しかもその人々からまた別の人々へと流れが繋がっていて、それはまるで蜘蛛の巣のように、この王都に張り巡らされている。
当然、僕も繋がっている。そして蜘蛛の巣の中心にいるのはカイトさんだ。
(人と会う。ただそれだけなのに、なんだろう……このそら恐ろしさは)
囚われている訳ではない。弱みを握られて従っている訳でもない。ただただ彼と出会って、紹介したりされたりして、少しずつ形成していっただけの広すぎる人脈。
「───そういや、友達百人野郎とかいう褒めてるのか馬鹿にしてるのかよく分からんことを言われたことがあったな。なんだっけ、童謡にあったよな。
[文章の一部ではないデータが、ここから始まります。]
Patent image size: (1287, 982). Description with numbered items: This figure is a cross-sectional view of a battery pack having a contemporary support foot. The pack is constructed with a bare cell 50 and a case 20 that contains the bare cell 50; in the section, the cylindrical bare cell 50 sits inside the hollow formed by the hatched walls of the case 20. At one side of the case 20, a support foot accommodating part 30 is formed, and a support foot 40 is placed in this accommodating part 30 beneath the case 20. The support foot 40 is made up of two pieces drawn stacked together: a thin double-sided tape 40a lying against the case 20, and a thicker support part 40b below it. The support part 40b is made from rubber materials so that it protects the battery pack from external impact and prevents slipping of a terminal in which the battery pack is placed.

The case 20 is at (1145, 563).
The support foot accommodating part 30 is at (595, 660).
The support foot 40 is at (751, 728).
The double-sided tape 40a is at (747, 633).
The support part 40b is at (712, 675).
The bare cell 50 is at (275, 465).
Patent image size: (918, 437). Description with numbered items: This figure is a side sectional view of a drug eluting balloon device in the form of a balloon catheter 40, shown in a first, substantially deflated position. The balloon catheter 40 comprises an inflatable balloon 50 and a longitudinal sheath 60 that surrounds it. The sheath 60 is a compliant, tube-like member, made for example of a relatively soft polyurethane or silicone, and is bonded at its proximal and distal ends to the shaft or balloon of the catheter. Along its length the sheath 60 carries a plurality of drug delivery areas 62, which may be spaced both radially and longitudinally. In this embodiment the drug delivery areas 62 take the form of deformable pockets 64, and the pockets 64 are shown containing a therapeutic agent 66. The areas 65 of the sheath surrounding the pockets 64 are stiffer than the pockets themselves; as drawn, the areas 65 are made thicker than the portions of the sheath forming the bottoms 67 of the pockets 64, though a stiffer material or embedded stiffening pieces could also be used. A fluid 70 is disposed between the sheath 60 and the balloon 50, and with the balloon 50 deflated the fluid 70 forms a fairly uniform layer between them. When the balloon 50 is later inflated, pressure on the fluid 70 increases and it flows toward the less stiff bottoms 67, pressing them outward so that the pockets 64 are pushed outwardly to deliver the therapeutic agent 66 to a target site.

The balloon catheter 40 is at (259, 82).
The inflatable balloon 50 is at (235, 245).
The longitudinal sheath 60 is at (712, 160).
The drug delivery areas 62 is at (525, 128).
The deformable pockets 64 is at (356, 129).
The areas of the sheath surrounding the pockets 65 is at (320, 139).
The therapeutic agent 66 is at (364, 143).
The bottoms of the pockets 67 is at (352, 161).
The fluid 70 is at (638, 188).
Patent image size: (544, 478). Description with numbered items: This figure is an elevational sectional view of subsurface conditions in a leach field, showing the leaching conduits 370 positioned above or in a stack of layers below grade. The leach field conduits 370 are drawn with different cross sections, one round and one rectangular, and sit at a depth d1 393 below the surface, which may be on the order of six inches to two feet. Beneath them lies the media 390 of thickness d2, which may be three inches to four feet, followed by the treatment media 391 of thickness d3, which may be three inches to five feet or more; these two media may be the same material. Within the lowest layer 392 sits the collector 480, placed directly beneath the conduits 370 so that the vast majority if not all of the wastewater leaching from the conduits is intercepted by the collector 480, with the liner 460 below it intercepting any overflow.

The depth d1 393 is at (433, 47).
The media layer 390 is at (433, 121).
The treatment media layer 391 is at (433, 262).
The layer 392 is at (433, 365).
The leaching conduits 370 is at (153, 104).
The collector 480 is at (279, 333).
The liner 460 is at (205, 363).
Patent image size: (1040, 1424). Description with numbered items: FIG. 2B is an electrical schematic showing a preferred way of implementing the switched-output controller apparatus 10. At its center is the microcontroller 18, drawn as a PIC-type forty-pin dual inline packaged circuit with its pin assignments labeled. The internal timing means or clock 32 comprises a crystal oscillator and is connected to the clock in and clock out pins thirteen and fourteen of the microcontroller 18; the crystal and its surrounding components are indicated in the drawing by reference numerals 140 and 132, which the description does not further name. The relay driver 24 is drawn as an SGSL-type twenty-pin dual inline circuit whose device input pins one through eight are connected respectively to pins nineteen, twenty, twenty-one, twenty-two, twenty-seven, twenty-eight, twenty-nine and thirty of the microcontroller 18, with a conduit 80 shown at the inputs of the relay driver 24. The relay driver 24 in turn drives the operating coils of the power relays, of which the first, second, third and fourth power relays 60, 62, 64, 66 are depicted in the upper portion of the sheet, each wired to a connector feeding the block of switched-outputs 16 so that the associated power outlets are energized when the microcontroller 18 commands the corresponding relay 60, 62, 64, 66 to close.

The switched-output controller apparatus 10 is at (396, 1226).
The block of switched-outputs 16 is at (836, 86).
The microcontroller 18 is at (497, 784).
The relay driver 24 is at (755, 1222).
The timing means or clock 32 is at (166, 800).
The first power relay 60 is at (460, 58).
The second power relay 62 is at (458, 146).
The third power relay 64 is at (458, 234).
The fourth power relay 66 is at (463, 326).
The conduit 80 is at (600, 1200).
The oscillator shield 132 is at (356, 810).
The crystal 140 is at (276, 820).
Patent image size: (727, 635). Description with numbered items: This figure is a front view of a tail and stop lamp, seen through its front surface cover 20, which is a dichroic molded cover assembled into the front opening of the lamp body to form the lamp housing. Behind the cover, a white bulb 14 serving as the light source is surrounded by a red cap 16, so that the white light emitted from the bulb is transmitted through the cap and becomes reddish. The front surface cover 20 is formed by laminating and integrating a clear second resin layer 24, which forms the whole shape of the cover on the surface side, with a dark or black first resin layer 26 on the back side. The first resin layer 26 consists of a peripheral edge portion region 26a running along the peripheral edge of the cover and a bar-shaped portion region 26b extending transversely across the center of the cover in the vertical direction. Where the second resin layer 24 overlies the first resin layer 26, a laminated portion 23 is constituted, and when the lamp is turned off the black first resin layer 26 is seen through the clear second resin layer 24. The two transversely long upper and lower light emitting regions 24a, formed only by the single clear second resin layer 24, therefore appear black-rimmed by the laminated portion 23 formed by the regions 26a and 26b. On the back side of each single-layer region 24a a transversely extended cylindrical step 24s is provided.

子供の頃はそんなん無理だろって思ってたのに、それを達成してると分かった日には凄いを通り越して、みんなで怖い怖いって騒いだもんだ」
なんてことを笑いながら話しているカイトさん。
「まあ、そういう訳だ。外食の話、ルイズにも言っておいてくれな」
「……はい」
戦うだけなら間違いなく僕が勝つ。
でも同時に、勝てないと予測する自分がいる。
『そもそも戦う機会を消される』
『戦う前に勝負が決している』
『勝負するどころではなくなっている』
理由はそんなところだ。
(底知れない……僕がいた『ニホン』ではない、平和な国で生まれた人間なのに、全く脅威ではないはずなのに、僕はこの人を最大限に警戒している)
ユキナさんとでは脅威の種類が違うけど、
僕はこの日、カイトさんに対する警戒ルベルを最大まで引き上げることを決定した。